Numerical studies on Pulse tube refrigerator and the effect of changing the load of the regenerator on temperatures

Abstract

Devices for cryogenic cooling based on the Stirling cycle include pulse tube refrigerators. They are often employed in a variety of applications, including space exploration, superconductivity, and cryogenic research, where small and dependable cryogenic cooling is necessary. A working gas, commonly helium, is compressed and expanded in cycles within a closed system to operate a pulse tube refrigerator. The goal of theoretical research on pulse tube refrigerators is to comprehend the system's thermodynamic behavior and performance characteristics. In order to obtain greater cooling efficiency and lower temperatures, these studies are strivinge to improve the design parameters and operating conditions.
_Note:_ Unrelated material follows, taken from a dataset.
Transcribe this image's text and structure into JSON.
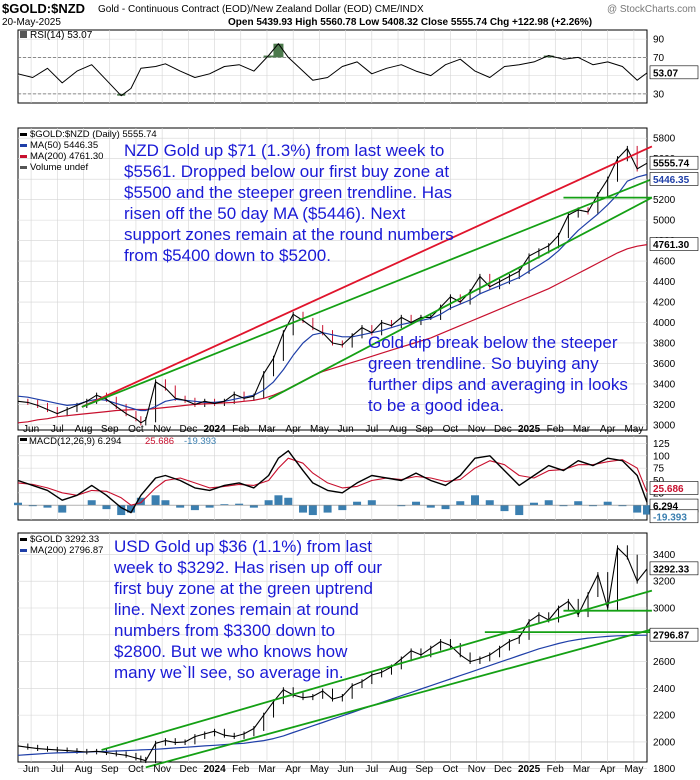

To forecast the system's performance, theoretical models are taking into account a number of variables, including heat transfer, pressure drop, gas dynamics, and fluid characteristics. The outcome demonstrates how a system's temperature gradient. The ansys program was used to conduct a thermal simulation, as well use solidworks to draw geometry design the temperature gradient is 3 W/m2, reaching 47 K. The heat load increases as the temperature rises, reaching [43,58,79,90,111,156,] K at [3,4,5,6,8,10] W/m2. With a temperature gradient of 88.034k in the first order and 340 k in the second order, the simulation approach demonstrates that the best scenario achieved   105 K. The best example with a difference in heat load was at 3 W/m2, reaching 108K, Results revealed a 5% error rate temperature decline at the pulse tube.